UW News

March 23, 2011

Symposium on workplace disasters marks 100th anniversary of Triangle Shirtwaist Fire

UW Health Sciences/UW Medicine

March 25, 1911: Firefighters in New York City try to control the Triangle Shirtwaist Factory Fire. They couldn't reach workers trapped in the upper stories.

Brown Brothers, Kheel Center, Cornell Univeristy

A UW symposium commemorating the Triangle Shirtwaist Factory Fire will be held from 4 to 6 p.m., Thursday, March 31 at the UW South Campus Center.

Participants in “Responding to Disasters in the Workplace: Lessons from the Past, of the Present, and for the Future” will discuss the current relevance of lessons from the March 25, 1911,Triangle Shirtwaist Factory Fire, and the future of safety at work.

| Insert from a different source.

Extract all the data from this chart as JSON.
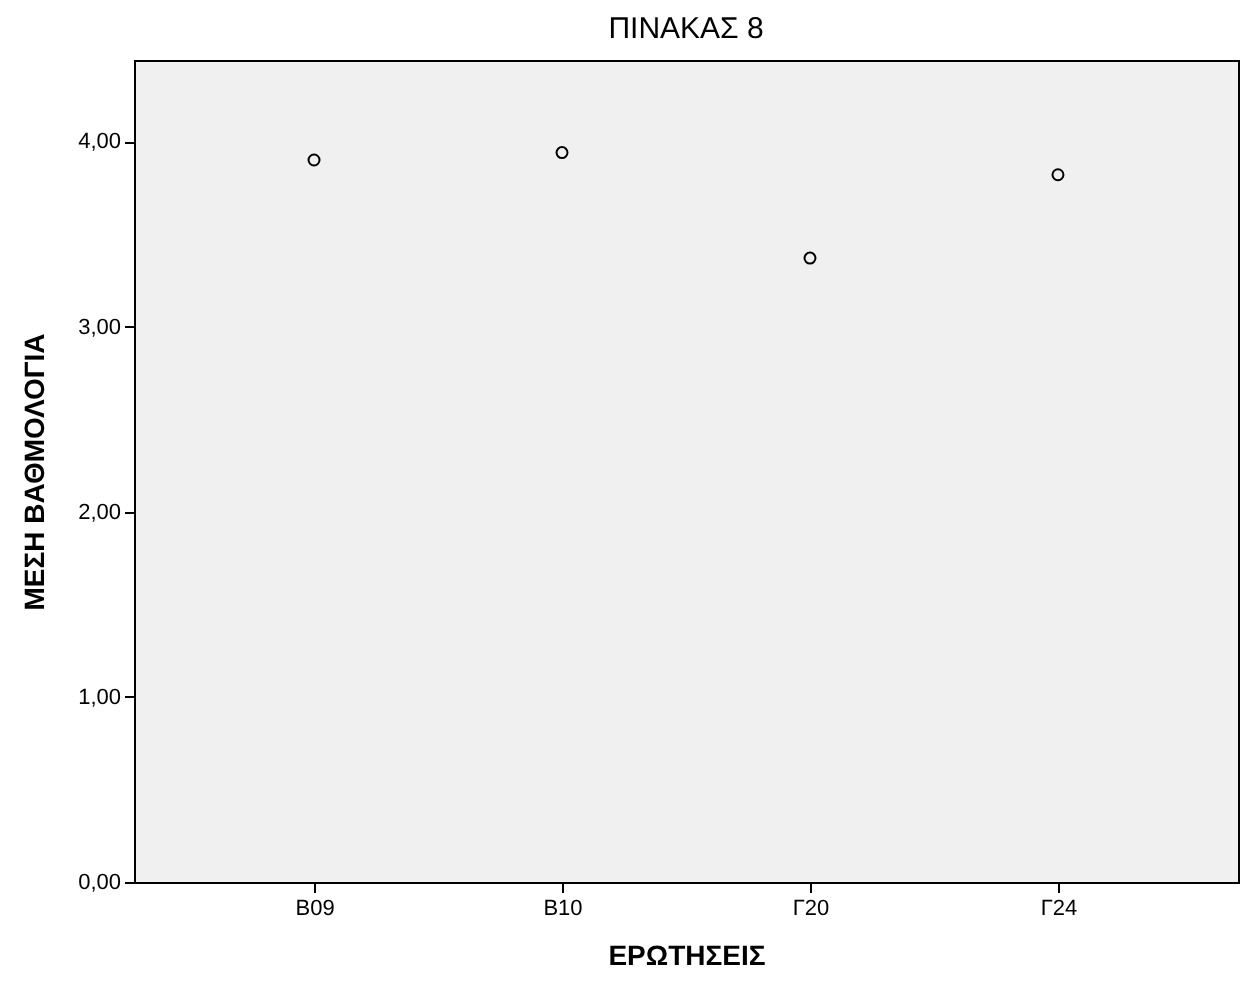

Employers resisted the regulations enacted after the Triangle Shirtwaist Factory fire, “despite the clear need for such standards and the public outcry for government intervention into the workplace,” said Noah Seixas, symposium organizer and UW professor of environmental and occupational health sciences.

“The astounding irony is that we are again debating the need for government oversight of safety conditions in industry,” said Seixas. “Despite progress in achieving safety and health standards in industry, workers remain at significant risk.”

In 2009, a total of 4,340 U. S. workers lost their lives on the job.  Deaths in 2010, included those of seven workers caught in a blast and fire at the Tesoro Refinery in Anacortes, Wash, on April 2, 2010. A few days later, 29 coal miners were killed at the upper Big Branch Mine fire in West Virginia on April 5, 2010. And only 15 days after that, on April 20 an explosion and fire on the Deepwater Horizon oil rig in the Gulf of Mexico killed 11 workers, and led to one of the largest oil spills recorded in U,S, waters.

“In the face of the on-going loss of life in American industry, OSHA, the federal agency charged with developing safety and health regulations and enforcing them, has been targeted for a 20% cut in its 2011 budget,” said Seixas. Similar cuts have been proposed for the National Institute of Occupational Safety and Health (NIOSH), the federal institute which conducts research to solve work-related health and safety problems. For example, 2012 funding for NIOSH education and research centers, including the UW Northwest Center for Occupational Health and Safety, has been proposed for elimination. The center trains professionals to evaluate and control workplace hazards.

Symposium presentations will include:

The Past: The Revolution in Workplace Safety and Health: The Triangle Fire and its Aftermath

Speaker: Gerald Markowitz, professor of history, John Jay College of the City University, New York, and co-author of Deceit and Denial: The Deadly Politics of Industrial Pollution.

The Present: Confronting the Anti-Regulatory Agenda: Current National Advocacy Campaigns to Advance Worker Health and Safety Protections

Speaker: Tom OConnor, director of the National Coalition for Occupational Safety and Health (NACOSH), and principal coordinator of the Protecting Workers Alliance.

The Future: Discussion led by a panel of UW graduate students

The symposium will be held in UW South Campus Center Room 316. More information is available at the Northwest Center for Occupational Health and Safety website or by contacting Sean Schmidt at 206-543-2837.

Symposium sponsors include the Northwest Center for Occupational Health and Safety ; the UW Harry Bridges Labor Studies Program; and the UW Bothell, Masters of Arts in Policy Studies.